Both my husband and I started experiencing the same challenge two days ago -- NEITHER UBER OR LYFT APPS MAKE AN AUDIBLE PING when a new ride request comes in. Anybody else having this challenge? We just started using the two apps simultaneously on our iPhones (a 5s and a 6s+). When you reboot it might ping audibly once, but then after that no sound. The WAZE navigation voice comes through fine. Just the pings can't be heard. We miss rides like crazy unless we stare at our phone (which is impossible if you are driving in traffic!) Any ideas or help???


----------



## zordac

lswdriver said:


> Both my husband and I started experiencing the same challenge two days ago -- NEITHER UBER OR LYFT APPS MAKE AN AUDIBLE PING when a new ride request comes in. Anybody else having this challenge? We just started using the two apps simultaneously on our iPhones (a 5s and a 6s+). When you reboot it might ping audibly once, but then after that no sound. The WAZE navigation voice comes through fine. Just the pings can't be heard. We miss rides like crazy unless we stare at our phone (which is impossible if you are driving in traffic!) Any ideas or help???

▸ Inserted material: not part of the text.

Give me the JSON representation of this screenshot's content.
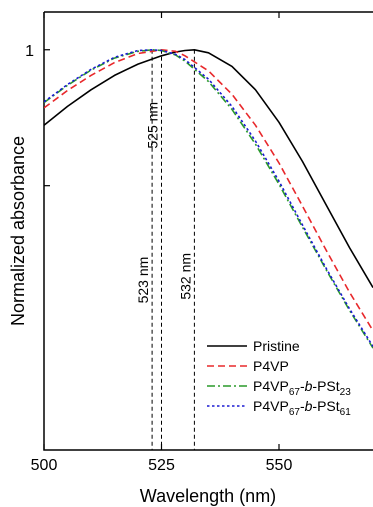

The only thing I could think of is somehow the volume is turned down in the Uber Account settings of your Driver app.


----------



## lswdriver

zordac said:


> The only thing I could think of is somehow the volume is turned down in the Uber Account settings of your Driver app.


Zordac, thanks so much for replying! I've more than double checked all my settings for sound. This am my husband was using Lyft (but it is the same on both) and it pinged audibly 3 times -- then after that went silent. It is the craziest thing. I keep hoping we'll find out what is happening! Maybe someone will see this and have a cure! Thanks again for taking time.


----------



## zordac

Have you tried uninstalling the app and re-installing it?
Just thought of something else since you and your husband use the app. Is it possible one of you is logged into the app on both phones so that it's confusing the app somehow? I'm assuming you both have separate driver accounts yeah?


----------



## lswdriver

We both have separate Uber and Lyft accounts and separate iPhones, but we share the same auto. We've tried deleting and re-installing, yes. It works for one or two pings and then goes silent. So strange.


----------